外に出ると安楽死法の話で掲示板は持ち切りだった。無理もない。こんな無機質な世の中に、生きる意味を見いだせない人達が、最近の社会問題だ。そうこうしてるうちに、待ち合わせのカフェに着いた。会う時はいつもここだ。まだ日和は着いてないみたいだ。先に入ってることにした。先に入って、カフェオレを頼む。砂糖はなし。1分くらいして、カフェオレより先に日和が来た。
「ごめん、遅れちゃった」
いつもの笑顔で言う。
「全然、今来たところ」
私は言う。付き合いたてのカップルかよ、と日和が茶化して笑う。私もつられて笑った。映画の内容は、よくあるSFものだった。何が良いのか私にはさっぱりだったが、日和は中盤から泣いてばかりだった。映画はつまらなくとも、日和といるのは居心地が良かった。映画が終わって帰り道。私たちはくだらない話をした。最近入った新人の話、結婚した芸能人の話、仕事の愚痴。

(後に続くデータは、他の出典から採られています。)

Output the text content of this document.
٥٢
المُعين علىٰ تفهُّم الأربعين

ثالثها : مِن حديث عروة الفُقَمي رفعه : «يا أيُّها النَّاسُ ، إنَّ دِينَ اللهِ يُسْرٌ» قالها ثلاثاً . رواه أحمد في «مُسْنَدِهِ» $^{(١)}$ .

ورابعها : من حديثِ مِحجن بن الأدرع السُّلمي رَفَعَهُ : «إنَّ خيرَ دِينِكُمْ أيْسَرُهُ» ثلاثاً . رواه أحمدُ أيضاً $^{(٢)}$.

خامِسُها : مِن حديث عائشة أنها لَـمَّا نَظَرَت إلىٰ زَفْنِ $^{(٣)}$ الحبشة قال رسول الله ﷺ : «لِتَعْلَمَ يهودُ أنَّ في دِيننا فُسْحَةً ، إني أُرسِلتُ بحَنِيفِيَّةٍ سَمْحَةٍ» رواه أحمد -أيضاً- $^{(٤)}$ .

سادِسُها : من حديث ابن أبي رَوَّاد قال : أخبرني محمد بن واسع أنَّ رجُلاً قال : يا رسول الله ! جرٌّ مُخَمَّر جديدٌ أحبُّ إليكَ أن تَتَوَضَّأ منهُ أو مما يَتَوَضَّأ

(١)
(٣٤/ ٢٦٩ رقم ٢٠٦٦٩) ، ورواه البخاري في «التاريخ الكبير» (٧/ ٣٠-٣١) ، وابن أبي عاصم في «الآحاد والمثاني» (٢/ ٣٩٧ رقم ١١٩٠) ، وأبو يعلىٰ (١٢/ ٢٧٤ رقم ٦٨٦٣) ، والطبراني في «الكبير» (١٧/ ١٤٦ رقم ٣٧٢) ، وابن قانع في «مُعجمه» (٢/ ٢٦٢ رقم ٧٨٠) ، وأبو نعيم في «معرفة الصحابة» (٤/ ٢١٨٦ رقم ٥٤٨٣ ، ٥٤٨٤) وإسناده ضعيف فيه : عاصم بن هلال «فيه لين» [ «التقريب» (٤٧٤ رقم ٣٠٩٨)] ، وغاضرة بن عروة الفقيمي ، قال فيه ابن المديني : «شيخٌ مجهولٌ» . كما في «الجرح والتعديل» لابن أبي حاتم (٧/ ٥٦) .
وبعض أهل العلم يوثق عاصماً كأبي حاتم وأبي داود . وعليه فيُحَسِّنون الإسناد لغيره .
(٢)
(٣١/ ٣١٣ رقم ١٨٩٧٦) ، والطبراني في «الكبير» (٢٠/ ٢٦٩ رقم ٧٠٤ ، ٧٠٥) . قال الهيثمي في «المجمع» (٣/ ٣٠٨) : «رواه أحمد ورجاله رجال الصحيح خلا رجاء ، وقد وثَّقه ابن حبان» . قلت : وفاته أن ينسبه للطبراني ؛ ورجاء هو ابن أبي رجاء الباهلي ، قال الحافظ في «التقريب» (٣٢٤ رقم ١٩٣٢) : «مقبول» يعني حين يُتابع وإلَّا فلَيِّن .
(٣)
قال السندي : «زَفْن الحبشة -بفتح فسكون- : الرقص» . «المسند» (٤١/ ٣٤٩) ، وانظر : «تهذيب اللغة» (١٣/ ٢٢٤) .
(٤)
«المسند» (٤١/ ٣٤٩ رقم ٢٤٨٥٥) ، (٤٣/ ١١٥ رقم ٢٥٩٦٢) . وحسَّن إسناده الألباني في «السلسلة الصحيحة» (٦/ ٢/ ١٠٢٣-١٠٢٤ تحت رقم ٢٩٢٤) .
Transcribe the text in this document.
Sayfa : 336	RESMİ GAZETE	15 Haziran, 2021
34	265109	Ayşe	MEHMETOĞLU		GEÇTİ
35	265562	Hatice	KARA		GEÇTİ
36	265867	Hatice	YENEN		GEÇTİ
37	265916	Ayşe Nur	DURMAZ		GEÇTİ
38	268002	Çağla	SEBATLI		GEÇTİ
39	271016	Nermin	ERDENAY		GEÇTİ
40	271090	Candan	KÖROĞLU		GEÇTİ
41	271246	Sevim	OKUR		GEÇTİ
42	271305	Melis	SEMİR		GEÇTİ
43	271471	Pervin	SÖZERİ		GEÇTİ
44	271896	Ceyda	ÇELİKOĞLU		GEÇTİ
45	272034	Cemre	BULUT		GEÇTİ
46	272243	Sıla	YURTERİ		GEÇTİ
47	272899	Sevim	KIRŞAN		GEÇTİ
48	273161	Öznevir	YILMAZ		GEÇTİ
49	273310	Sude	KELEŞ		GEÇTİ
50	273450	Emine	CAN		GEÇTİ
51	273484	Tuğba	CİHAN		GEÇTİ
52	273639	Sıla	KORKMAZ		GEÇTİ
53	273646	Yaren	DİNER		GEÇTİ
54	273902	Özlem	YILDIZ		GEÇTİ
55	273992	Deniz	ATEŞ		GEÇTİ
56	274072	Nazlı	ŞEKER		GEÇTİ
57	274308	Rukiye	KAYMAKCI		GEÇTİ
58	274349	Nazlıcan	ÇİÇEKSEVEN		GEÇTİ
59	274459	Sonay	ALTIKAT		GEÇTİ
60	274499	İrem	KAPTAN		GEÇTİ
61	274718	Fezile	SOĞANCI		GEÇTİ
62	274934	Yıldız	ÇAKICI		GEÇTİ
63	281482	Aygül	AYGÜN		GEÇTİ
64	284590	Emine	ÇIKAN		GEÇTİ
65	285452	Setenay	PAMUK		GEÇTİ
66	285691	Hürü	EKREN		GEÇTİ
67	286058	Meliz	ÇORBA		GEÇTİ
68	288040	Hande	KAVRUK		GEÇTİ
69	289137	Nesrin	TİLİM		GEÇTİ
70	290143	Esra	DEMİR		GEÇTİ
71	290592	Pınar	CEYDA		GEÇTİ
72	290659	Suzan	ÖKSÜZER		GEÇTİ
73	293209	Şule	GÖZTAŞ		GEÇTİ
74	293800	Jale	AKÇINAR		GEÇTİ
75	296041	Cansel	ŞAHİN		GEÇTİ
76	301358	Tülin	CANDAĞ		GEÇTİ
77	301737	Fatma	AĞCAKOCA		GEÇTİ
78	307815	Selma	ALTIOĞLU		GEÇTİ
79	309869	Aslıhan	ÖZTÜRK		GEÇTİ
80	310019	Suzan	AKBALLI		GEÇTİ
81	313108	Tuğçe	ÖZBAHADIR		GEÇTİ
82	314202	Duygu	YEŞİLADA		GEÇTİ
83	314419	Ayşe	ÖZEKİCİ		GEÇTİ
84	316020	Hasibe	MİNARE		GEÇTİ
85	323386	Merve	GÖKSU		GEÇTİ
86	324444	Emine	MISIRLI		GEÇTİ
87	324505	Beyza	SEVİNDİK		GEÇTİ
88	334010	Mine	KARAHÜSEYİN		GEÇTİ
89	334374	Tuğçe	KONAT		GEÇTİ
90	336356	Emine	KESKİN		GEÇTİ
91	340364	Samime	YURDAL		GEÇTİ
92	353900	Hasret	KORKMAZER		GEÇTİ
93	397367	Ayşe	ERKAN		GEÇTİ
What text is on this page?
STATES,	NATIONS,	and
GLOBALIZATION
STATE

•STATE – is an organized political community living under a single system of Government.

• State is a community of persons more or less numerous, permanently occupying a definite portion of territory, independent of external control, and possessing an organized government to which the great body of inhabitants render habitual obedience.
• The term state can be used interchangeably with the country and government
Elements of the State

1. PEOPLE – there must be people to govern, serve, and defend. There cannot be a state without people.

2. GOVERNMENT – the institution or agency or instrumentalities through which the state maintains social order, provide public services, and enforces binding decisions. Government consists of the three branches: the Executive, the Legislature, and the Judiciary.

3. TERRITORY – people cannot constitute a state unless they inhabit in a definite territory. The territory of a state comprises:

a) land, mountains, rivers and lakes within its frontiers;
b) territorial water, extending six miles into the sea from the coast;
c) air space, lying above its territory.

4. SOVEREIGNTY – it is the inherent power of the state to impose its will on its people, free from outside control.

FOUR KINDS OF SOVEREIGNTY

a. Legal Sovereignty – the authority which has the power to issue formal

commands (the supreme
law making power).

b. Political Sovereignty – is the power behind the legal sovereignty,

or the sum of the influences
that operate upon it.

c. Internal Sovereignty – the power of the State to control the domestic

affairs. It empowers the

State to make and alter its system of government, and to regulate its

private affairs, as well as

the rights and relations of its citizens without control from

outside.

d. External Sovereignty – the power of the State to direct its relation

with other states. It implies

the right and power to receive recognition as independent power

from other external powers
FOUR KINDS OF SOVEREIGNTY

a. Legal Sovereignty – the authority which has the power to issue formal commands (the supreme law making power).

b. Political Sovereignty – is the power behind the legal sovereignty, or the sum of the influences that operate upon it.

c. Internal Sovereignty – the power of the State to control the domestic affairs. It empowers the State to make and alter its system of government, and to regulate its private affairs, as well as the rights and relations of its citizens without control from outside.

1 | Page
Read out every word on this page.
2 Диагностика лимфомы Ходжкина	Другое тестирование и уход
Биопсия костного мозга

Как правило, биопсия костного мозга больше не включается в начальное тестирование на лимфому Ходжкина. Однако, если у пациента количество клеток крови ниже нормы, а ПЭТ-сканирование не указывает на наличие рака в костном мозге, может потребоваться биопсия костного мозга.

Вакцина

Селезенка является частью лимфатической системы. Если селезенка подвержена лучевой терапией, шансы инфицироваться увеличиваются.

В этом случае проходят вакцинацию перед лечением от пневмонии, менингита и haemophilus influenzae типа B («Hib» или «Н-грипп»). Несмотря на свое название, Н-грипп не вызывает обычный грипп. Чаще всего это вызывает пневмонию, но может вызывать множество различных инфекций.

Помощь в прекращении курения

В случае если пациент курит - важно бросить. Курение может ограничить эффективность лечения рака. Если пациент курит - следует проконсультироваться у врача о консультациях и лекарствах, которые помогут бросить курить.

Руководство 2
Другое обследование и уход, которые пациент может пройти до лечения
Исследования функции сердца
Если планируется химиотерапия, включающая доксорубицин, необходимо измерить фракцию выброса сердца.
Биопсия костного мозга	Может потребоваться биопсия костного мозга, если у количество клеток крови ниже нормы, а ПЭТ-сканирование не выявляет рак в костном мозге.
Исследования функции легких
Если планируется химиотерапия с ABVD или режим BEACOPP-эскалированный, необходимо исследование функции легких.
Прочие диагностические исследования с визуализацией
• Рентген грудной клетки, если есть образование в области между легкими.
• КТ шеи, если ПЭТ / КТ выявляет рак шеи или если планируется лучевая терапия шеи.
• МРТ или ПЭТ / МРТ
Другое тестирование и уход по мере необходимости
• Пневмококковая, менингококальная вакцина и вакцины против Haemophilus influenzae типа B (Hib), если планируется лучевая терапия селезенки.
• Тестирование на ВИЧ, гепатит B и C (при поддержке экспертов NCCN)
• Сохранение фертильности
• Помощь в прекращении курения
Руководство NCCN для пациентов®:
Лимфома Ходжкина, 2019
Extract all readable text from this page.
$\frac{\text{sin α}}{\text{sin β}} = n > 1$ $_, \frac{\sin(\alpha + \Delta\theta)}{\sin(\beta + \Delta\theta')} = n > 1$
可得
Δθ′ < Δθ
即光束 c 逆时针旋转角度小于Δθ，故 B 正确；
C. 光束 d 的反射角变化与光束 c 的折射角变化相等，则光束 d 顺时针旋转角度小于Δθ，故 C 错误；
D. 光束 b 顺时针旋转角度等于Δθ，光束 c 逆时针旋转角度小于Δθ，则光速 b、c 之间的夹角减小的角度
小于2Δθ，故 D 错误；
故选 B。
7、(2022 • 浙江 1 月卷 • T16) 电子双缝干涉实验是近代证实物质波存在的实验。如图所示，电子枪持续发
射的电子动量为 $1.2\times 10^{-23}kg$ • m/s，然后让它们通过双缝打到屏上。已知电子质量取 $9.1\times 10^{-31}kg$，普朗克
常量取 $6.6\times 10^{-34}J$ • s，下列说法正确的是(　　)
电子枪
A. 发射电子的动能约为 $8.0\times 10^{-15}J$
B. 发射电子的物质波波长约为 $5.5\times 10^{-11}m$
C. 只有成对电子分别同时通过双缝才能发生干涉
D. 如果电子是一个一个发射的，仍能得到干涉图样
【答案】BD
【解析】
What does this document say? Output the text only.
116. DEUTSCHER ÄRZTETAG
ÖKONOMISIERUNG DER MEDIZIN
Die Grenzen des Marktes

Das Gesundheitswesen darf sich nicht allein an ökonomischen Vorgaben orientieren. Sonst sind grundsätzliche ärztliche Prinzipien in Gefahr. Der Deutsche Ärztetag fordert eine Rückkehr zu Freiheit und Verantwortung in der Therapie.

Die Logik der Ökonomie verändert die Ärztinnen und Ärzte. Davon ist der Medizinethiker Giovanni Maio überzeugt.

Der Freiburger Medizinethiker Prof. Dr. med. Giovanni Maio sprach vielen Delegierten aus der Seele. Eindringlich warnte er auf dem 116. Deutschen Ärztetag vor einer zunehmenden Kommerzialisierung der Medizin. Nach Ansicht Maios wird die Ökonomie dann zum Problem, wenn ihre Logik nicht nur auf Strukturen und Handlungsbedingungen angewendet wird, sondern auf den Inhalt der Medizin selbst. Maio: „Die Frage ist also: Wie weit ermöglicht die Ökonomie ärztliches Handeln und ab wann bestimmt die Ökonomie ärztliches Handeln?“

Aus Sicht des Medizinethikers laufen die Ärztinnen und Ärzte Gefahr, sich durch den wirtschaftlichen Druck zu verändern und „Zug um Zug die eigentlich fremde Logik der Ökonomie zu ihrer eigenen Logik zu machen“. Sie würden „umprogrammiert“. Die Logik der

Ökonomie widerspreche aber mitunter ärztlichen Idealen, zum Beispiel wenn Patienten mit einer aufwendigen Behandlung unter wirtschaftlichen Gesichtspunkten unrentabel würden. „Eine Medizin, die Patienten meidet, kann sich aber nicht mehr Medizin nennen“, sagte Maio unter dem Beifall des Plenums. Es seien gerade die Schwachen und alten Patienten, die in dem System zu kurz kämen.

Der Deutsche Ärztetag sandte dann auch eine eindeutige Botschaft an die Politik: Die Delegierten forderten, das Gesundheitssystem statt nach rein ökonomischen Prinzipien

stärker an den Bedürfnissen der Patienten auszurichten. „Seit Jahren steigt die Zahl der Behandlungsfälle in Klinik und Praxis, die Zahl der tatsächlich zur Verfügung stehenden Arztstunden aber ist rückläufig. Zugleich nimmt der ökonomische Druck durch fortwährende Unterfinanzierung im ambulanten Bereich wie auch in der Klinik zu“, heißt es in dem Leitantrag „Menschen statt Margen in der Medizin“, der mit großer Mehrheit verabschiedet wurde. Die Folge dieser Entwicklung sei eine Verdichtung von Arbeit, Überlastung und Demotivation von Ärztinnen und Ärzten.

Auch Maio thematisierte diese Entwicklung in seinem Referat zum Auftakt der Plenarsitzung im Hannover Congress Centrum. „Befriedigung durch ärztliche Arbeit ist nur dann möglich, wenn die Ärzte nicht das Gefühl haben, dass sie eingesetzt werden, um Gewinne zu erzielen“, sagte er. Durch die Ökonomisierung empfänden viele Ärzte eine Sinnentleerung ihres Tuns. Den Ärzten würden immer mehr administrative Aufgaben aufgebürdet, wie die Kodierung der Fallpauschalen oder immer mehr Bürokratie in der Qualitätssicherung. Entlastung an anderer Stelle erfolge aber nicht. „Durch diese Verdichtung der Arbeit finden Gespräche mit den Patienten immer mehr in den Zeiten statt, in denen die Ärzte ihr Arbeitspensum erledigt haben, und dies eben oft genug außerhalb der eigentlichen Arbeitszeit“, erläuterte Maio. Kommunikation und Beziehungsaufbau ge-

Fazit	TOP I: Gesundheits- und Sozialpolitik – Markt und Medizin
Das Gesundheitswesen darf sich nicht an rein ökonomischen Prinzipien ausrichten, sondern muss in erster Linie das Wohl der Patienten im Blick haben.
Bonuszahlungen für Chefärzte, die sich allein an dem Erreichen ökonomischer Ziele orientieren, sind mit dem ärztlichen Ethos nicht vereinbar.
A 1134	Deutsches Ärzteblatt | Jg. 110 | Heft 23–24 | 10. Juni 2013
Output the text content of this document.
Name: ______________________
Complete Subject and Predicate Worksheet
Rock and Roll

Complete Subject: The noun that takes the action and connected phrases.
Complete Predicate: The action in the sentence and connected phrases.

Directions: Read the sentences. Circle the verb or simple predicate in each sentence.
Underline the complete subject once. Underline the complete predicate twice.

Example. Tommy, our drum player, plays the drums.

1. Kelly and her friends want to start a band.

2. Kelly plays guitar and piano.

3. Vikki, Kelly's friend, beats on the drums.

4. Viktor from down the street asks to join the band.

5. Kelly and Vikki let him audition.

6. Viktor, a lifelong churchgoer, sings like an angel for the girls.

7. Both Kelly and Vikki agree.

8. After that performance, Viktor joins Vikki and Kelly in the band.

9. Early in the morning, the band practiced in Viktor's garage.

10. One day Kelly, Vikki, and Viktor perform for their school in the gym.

そして話題は安楽死に移った。
「ついにそんな時代かぁ」
他人事のように日和が呟く。
「しかも全会一致だってさ」
私が言うと日和はねー、と返事をした。途端、私は不安になった。このいつもと変わらない笑顔や仕草の裏に、何か隠しているんじゃないかと、そんな気がしてしまった。そんな私の顔を見て察したのか
「私はばばあまで生きるよ」
と言ってまた笑った。
「ごめん、顔に出てた?」
と聞くと日和は
「急に私の顔じっと見るんだもん、照れるよ」
といって、バツが悪そうな顔をした。そんな日和を見ると、私はまたやっぱり安心するのだった。